We hear and read that these are unprecedented times – times like no one has ever seen before. Human beings do so like being unique – the first to experience the hardships of life as we know it. While the times we live in are in some ways unique, they are also times not so different from other times in history
How many people in history do you think have described their lived experience as an “unprecedented time?” Do you think Noah said that on the ark? Or Daniel in the lion’s den? What about the disciples in the days between Easter and Pentecost? Or the days after Pentecost? How about those who lived during the Black Death or the Spanish Influenza?
We worship a God of unprecedented times: a God who rebuilds, who gathers the scattered, who knows us better than we know ourselves or our situation. There are times in our lives, moments in history when things get unimaginable hard, and we don’t know what to do. And still, “divine beauty shimmers and shimmies through the universe.” Out of great struggles also come stories and images of remarkable resiliency and hope.
Haunting and much loved African American spirituals soaring on the voices of slaves. Stunning quilts made from feed sacks emerging from the Great Depression. A cracked coffee cup filled with wildflowers rests on the windowsill of a single mom struggling to make this month’s rent.
Please don’t misunderstand, slavery, concentration camps, poverty, and oppression of any kind are not to in any way good because beauty arises in their midst.
The goodness is the beauty of the human spirit rising even in deep suffering to meet the beauty of the Beloved. In those moments of remembering and connecting, the pain is made bearable by the presence of the Divine.
The Psalm for today calls us to find the Beloved in the beauty of the world around us – to fall in love with the world that God loves.
Imagine that this Psalmist, like us, is living in unprecedented times. He looks around, there is nothing but violence and despair. Like us, the question becomes how to quiet the fear, calm the anxiety, and shut off that hamster wheel in our heads filled with all the things that might happen.
And so the Psalmist wanders away from the “news” and into the deep and abiding beauty of creation.
To wander means to move without a clear direction; to be beguiled by the beauty of our surroundings. It is in that beauty that the Psalmist connects to the always present Divine Creator.
We don’t know if the Psalmist walked in a garden, or if a prison cell was his home. Was the Psalmist listening to a beautiful piece of music played on a harp, or did he allow his mind to remember a scene from happier times?
We do know that in that intentional wandering, praise for the Beloved flows like living water for the soul. We feel the intimate connection to the Beloved who knows and calls each star by name, abounds in wisdom and power, and yet stoops to bind up the wounds of the oppressed.
James Taylor sings the song this way: How can you see all this and doubt the power of God? If God can make the rain fall, the grass grow, the rivers run, and the sun shine, if God can balance the needs of nature so that both lion and lamb can live, then surely God can also affect human affairs. (Everyday Psalms)
Intentional wandering at its best.
The opposites of wandering are to remain motionless; to be still and unmoving.
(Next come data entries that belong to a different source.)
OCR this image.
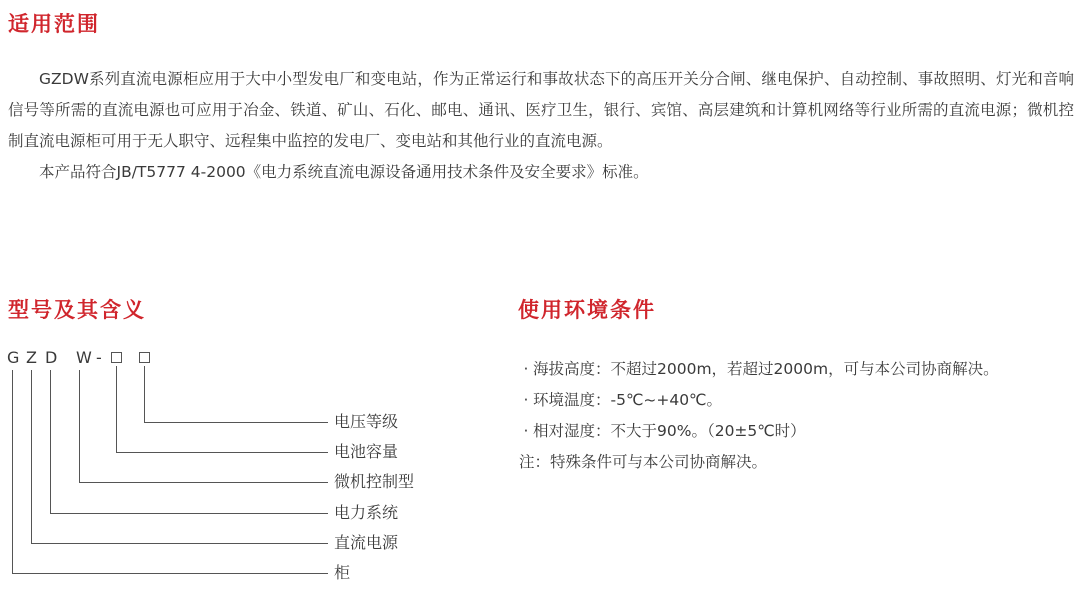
适用范围

GZDW系列直流电源柜应用于大中小型发电厂和变电站，作为正常运行和事故状态下的高压开关分合闸、继电保护、自动控制、事故照明、灯光和音响信号等所需的直流电源也可应用于冶金、铁道、矿山、石化、邮电、通讯、医疗卫生，银行、宾馆、高层建筑和计算机网络等行业所需的直流电源；微机控制直流电源柜可用于无人职守、远程集中监控的发电厂、变电站和其他行业的直流电源。

本产品符合JB/T5777 4-2000《电力系统直流电源设备通用技术条件及安全要求》标准。

型号及其含义
G Z D W -
电压等级
电池容量
微机控制型
电力系统
直流电源
柜
使用环境条件
· 海拔高度：不超过2000m，若超过2000m，可与本公司协商解决。
· 环境温度：-5℃~+40℃。
· 相对湿度：不大于90%。（20±5℃时）
注：特殊条件可与本公司协商解决。
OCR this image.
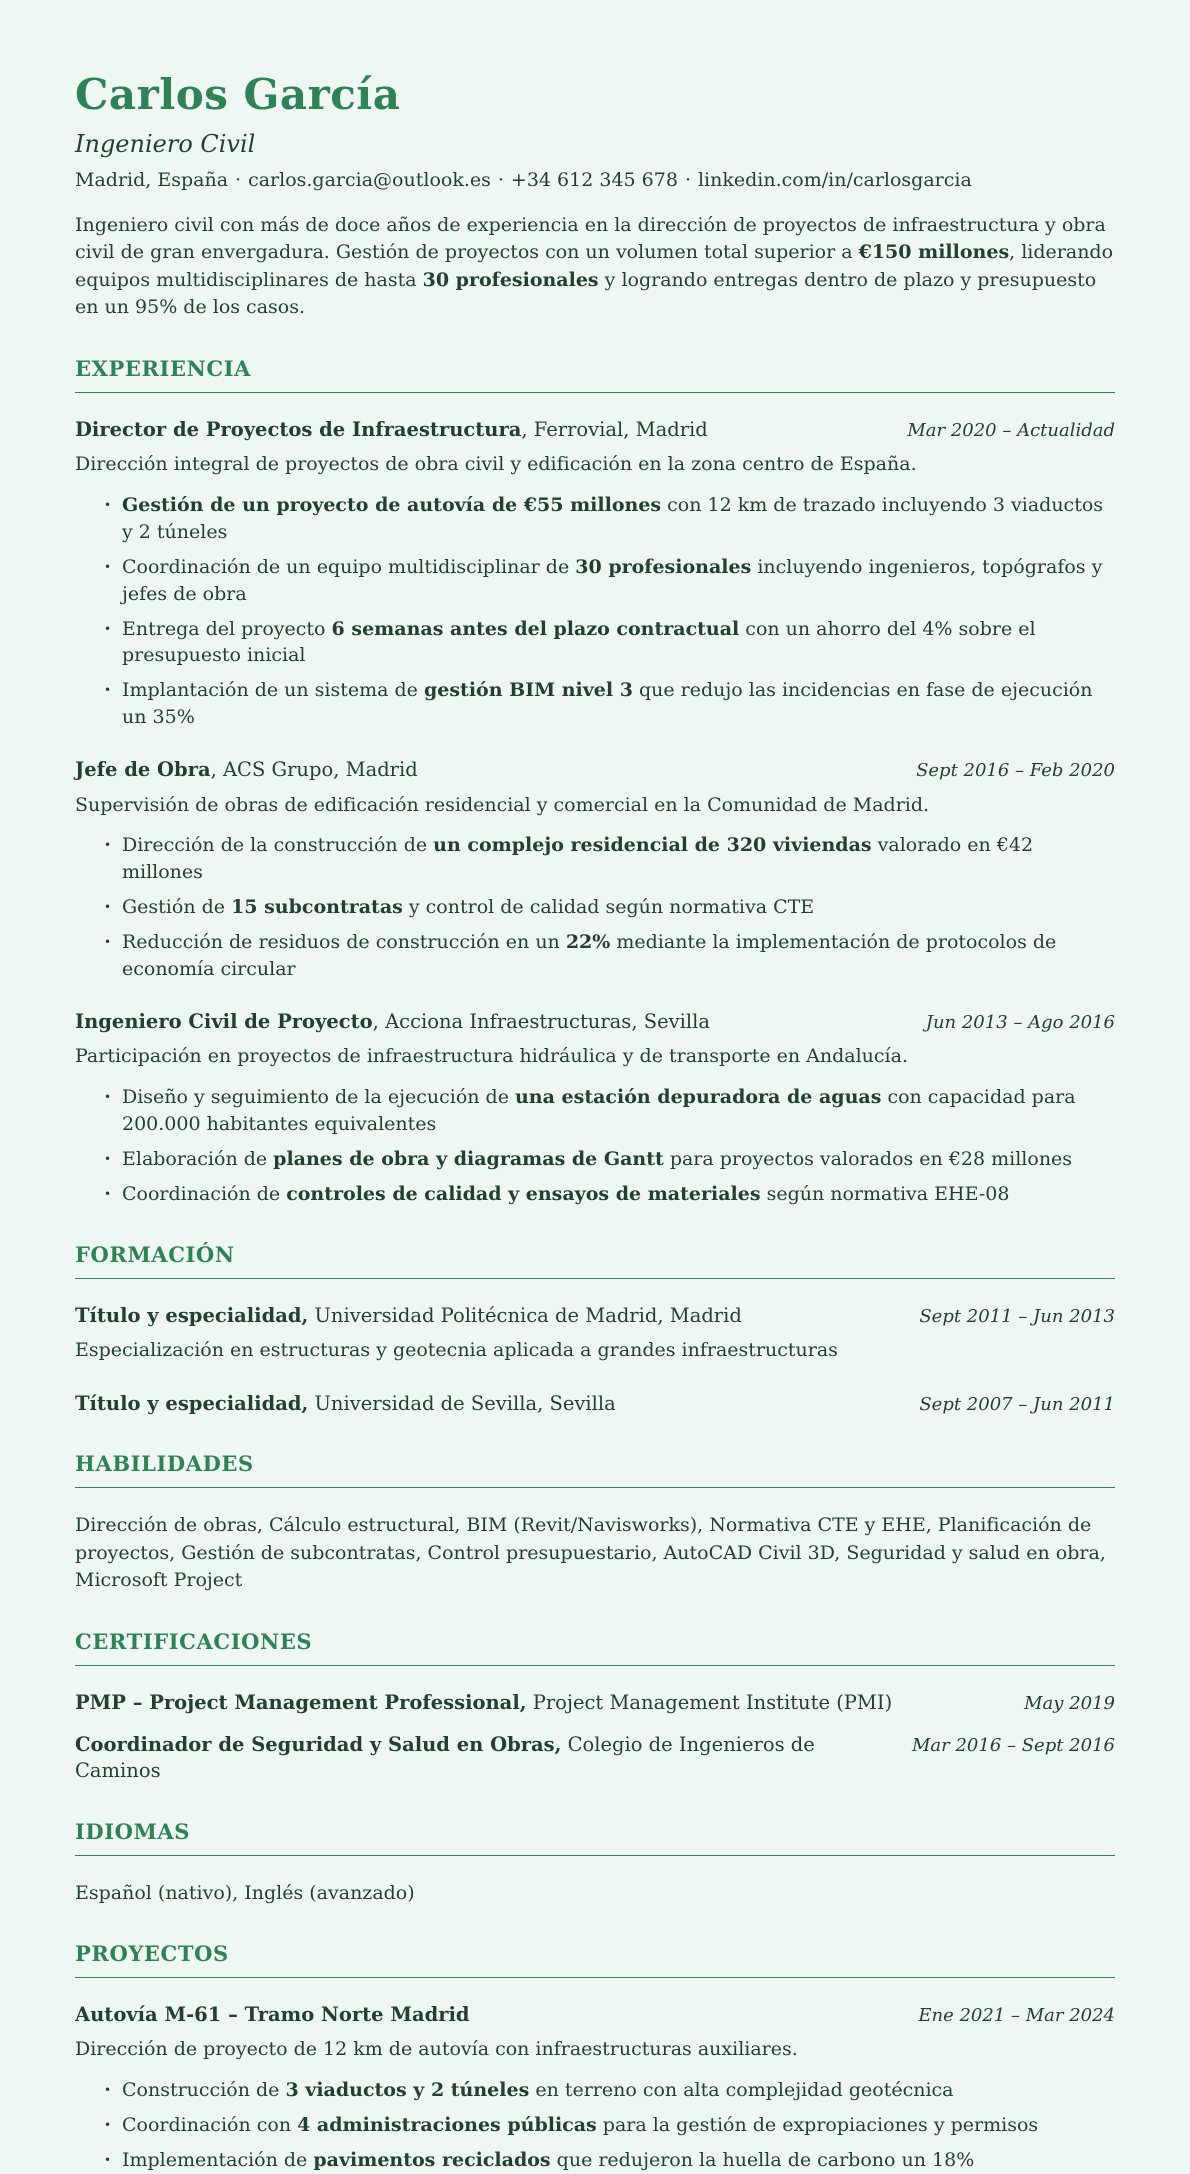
Carlos García
Ingeniero Civil
Madrid, España · carlos.garcia@outlook.es · +34 612 345 678 · linkedin.com/in/carlosgarcia

Ingeniero civil con más de doce años de experiencia en la dirección de proyectos de infraestructura y obra civil de gran envergadura. Gestión de proyectos con un volumen total superior a €150 millones, liderando equipos multidisciplinares de hasta 30 profesionales y logrando entregas dentro de plazo y presupuesto en un 95% de los casos.

EXPERIENCIA
Director de Proyectos de Infraestructura, Ferrovial, Madrid	Mar 2020 – Actualidad

Dirección integral de proyectos de obra civil y edificación en la zona centro de España.

• Gestión de un proyecto de autovía de €55 millones con 12 km de trazado incluyendo 3 viaductos y 2 túneles
• Coordinación de un equipo multidisciplinar de 30 profesionales incluyendo ingenieros, topógrafos y jefes de obra
• Entrega del proyecto 6 semanas antes del plazo contractual con un ahorro del 4% sobre el presupuesto inicial
• Implantación de un sistema de gestión BIM nivel 3 que redujo las incidencias en fase de ejecución un 35%
Jefe de Obra, ACS Grupo, Madrid	Sept 2016 – Feb 2020

Supervisión de obras de edificación residencial y comercial en la Comunidad de Madrid.

• Dirección de la construcción de un complejo residencial de 320 viviendas valorado en €42 millones
• Gestión de 15 subcontratas y control de calidad según normativa CTE
• Reducción de residuos de construcción en un 22% mediante la implementación de protocolos de economía circular
Ingeniero Civil de Proyecto, Acciona Infraestructuras, Sevilla	Jun 2013 – Ago 2016

Participación en proyectos de infraestructura hidráulica y de transporte en Andalucía.

• Diseño y seguimiento de la ejecución de una estación depuradora de aguas con capacidad para 200.000 habitantes equivalentes
• Elaboración de planes de obra y diagramas de Gantt para proyectos valorados en €28 millones
• Coordinación de controles de calidad y ensayos de materiales según normativa EHE-08
FORMACIÓN
Título y especialidad, Universidad Politécnica de Madrid, Madrid	Sept 2011 – Jun 2013

Especialización en estructuras y geotecnia aplicada a grandes infraestructuras

Título y especialidad, Universidad de Sevilla, Sevilla	Sept 2007 – Jun 2011
HABILIDADES

Dirección de obras, Cálculo estructural, BIM (Revit/Navisworks), Normativa CTE y EHE, Planificación de proyectos, Gestión de subcontratas, Control presupuestario, AutoCAD Civil 3D, Seguridad y salud en obra, Microsoft Project

CERTIFICACIONES
PMP – Project Management Professional, Project Management Institute (PMI)	May 2019
Coordinador de Seguridad y Salud en Obras, Colegio de Ingenieros de Caminos
Mar 2016 – Sept 2016
IDIOMAS

Español (nativo), Inglés (avanzado)

PROYECTOS
Autovía M-61 – Tramo Norte Madrid	Ene 2021 – Mar 2024

Dirección de proyecto de 12 km de autovía con infraestructuras auxiliares.

• Construcción de 3 viaductos y 2 túneles en terreno con alta complejidad geotécnica
• Coordinación con 4 administraciones públicas para la gestión de expropiaciones y permisos
• Implementación de pavimentos reciclados que redujeron la huella de carbono un 18%
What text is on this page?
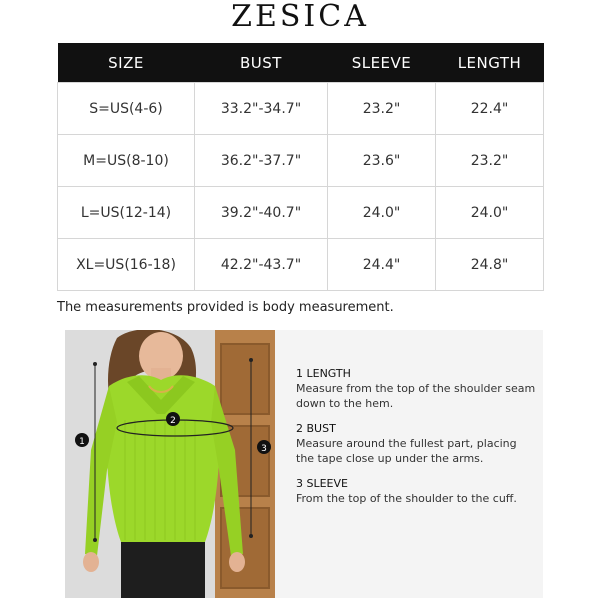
ZESICA
SIZE	BUST	SLEEVE	LENGTH
S=US(4-6)	33.2"-34.7"	23.2"	22.4"
M=US(8-10)	36.2"-37.7"	23.6"	23.2"
L=US(12-14)	39.2"-40.7"	24.0"	24.0"
XL=US(16-18)	42.2"-43.7"	24.4"	24.8"
The measurements provided is body measurement.
1
2
3
1 LENGTH
Measure from the top of the shoulder seam down to the hem.
2 BUST
Measure around the fullest part, placing the tape close up under the arms.
3 SLEEVE
From the top of the shoulder to the cuff.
That is not who Jesus us to do. Jesus calls us to be the motion in the world.
In our own unprecedented time, I call each of us to intentional wandering – that wandering that leads us intentionally to fall into the divine beauty that shimmers and shimmies throughout all of creation, including ourselves.
Whether you walk at Nathaniel Greene or gaze out your window or listen to a piece of music that transports you to a memory of beauty or look through photos - be an intentional wanderer into the deep-rooted beauty of God’s presence through the rich beauty of the world God loves.